Earlier this week, BIA/Kelsey released its U.S. mobile local advertising forecast, projecting $5.8 billion in revenue by 2016. Full disclosure: I'm the author of that forecast, so I decided to provide an exclusive breakdown of some of the mobile search numbers for SEW readers.
Before we get into those breakdowns, here are three main highlights:
- U.S. mobile local advertising will grow from $664 million in 2011 to $5.8 billion in 2016, a CAGR of 54.2 percent.
- This represents a 41 percent share of 2011 overall U.S mobile advertising ($1.6 billion) growing to 58 percent of 2016 mobile advertising ($9.9B).
- Search is the largest mobile local revenue component and will remain so through the forecast period. It will grow at a a 52 percent CAGR, from $390 million to $3.2 billion.
Let's take those in order.
The top line is notable because mobile local advertising is growing so rapidly. This is defined as advertising that's targeted based on a user's location. There's lots of nuance, but examples can include display ads within defined geofences, or search queries refined by GPS or geo-modifier.
One thing that sticks out is local's growing share of mobile advertising.

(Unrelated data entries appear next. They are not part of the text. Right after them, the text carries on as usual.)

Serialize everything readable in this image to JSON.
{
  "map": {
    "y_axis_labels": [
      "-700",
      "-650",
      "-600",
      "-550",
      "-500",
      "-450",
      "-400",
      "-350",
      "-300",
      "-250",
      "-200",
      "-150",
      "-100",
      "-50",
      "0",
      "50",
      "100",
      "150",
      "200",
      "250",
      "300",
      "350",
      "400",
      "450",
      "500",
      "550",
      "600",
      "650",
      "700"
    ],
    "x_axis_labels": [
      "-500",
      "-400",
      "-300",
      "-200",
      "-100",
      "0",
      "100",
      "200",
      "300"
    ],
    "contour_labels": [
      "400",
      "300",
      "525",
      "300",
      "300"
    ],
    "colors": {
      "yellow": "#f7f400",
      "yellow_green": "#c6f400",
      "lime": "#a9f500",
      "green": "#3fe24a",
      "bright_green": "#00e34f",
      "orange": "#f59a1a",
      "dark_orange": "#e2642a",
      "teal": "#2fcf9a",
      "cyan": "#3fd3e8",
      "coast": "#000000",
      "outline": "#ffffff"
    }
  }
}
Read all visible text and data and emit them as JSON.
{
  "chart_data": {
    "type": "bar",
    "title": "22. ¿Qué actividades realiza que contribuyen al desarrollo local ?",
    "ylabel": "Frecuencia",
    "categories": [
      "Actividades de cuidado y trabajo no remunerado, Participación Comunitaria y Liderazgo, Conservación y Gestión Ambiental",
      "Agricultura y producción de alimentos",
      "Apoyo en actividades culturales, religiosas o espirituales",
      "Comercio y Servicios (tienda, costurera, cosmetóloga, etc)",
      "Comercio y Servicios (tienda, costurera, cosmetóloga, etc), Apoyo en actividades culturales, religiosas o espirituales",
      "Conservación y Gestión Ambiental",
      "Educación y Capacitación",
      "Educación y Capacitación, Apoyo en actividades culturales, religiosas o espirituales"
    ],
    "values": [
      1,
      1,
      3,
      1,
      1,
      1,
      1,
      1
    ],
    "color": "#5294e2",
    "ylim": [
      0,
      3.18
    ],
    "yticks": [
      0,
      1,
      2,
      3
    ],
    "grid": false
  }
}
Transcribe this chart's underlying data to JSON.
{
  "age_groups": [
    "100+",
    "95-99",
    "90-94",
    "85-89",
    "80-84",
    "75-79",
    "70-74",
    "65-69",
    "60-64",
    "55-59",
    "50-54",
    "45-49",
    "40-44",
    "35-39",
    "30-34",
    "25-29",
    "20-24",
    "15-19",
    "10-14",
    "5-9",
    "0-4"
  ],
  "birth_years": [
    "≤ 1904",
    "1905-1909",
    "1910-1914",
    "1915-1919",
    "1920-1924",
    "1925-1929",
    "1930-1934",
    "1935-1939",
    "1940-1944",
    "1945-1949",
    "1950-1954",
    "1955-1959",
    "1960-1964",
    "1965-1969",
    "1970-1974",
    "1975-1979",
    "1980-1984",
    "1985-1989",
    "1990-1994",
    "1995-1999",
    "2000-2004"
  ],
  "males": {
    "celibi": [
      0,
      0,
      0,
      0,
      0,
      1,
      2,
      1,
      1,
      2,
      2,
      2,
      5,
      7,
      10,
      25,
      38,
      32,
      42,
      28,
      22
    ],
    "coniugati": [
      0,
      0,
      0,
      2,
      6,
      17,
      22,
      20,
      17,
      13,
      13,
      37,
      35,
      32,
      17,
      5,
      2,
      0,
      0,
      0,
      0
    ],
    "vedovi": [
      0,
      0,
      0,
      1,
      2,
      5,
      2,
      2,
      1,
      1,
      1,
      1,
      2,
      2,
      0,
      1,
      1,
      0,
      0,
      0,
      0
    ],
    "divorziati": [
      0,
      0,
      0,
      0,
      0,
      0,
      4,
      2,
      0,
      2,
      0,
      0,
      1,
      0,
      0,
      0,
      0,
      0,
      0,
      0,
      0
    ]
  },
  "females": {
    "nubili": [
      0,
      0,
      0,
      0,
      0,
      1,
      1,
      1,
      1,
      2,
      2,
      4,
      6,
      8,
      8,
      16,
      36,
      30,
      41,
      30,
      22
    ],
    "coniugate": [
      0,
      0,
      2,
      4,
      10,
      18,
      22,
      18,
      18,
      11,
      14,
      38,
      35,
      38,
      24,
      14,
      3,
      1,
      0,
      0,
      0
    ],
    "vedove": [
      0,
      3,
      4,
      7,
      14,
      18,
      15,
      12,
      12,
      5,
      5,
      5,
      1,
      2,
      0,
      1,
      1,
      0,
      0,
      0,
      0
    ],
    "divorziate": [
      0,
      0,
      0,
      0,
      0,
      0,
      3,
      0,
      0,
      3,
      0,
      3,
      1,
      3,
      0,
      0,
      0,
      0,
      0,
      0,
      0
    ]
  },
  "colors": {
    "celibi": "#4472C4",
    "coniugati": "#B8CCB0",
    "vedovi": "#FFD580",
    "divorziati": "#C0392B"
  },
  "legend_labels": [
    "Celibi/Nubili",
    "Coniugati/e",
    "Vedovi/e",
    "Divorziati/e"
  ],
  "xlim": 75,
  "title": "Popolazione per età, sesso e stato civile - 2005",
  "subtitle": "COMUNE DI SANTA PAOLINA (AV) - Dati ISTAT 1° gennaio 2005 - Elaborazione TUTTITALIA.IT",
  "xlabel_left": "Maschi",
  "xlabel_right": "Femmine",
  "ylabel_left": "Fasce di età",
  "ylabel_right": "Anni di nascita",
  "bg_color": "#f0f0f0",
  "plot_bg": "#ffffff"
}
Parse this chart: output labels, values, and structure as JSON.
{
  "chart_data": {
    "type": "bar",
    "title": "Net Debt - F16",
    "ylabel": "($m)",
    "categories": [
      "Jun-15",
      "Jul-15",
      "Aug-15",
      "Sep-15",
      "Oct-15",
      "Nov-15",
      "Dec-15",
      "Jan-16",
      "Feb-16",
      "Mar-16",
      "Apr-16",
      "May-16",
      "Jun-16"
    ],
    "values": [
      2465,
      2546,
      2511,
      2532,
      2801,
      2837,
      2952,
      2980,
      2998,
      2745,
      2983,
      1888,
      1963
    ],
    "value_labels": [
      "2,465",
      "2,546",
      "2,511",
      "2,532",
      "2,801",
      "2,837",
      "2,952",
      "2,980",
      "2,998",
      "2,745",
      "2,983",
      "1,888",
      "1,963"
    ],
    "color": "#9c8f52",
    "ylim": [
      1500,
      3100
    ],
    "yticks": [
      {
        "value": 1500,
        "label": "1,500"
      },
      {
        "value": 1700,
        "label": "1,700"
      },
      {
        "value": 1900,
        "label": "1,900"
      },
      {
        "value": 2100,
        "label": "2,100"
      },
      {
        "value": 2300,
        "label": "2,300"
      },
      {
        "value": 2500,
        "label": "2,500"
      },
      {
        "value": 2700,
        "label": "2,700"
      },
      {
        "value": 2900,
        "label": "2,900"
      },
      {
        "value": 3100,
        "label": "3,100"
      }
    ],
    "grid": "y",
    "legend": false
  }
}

This will come about as brand advertisers increasingly evolve their campaigns to the realities of mobile usage (Google says 50 percent of mobile search is local); and the native capabilities of the device (i.e., location targeting).
Mobile advertising will also move down market to SMBs through a combination of self-serve tools, and local media direct sales channels. We'll also see premiums develop for location-targeted ads – a function of higher performance that's already evident from data shared by mobile ad networks.
Another important breakdown of these mobile local ad revenues involves format. Though mobile continues to broaden into different forms of "native advertising" (i.e., Facebook News Feed Ads), most mobile ad formats today fall into the main categories of search, display, SMS, or video.
The story here is that search eclipsed display last year as the leading format, and will continue to increase its share in the coming years. This has a great deal to do with evolving devices that are search friendly. But it also has a lot to do with user evolution to brave the mobile web, where search is central.
In this way, search's fate as a mobile ad format is tied closely to the "apps vs. mobile" web debate that faces app developers and publishers. For users, apps have created a warm and fuzzy environment (so search isn't relied upon as heavily). But look for the mobile web to grow at a faster rate.
Much of that will result from its economics: It's cheaper and easier to build and update a mobile website than a native app. And one can reach many more users in avoiding platform fragmentation. Meanwhile app-like functionality can increasingly be achieved with things like HTML5.
It's true that apps still beat mobile web in functionality – especially for media-rich mobile experiences such as gaming. But for lots of app categories like social, local, and news, sufficient functionality can be seen on the mobile web. Here the debate shifts from functionality to discoverability.
App stores have proved to be a safe and easy place for early smartphone users to find things. This is compared to the wild west atmosphere that is the current state of the mobile web. But as the above developer economics set in, the mobile web itself will become more user-friendly and optimized.
That will create more usage, which will in turn boost search volumes; as search is the front door to browser based experiences. Google – with its 95 percent share of mobile search – will benefit greatly from this. That's a clear reason it's pushing for a more user friendly and optimized web (see GoMo).
But back to our forecast, all of these factors will converge and ignite mobile search query volume in the coming years. In addition to volume, the dollar share shift will accelerate from the premiums placed on search ads (compared to display) – a function of their intent-driven and pull-based nature.
Local intent will boost that even further. Once again, 50 percent of mobile search queries have local intent. One year ago that was 40 percent, and the year before that, it was about 30 percent. This should tell us something about mobile local search and its impact in shaping the ad revenue opportunities of the next few years.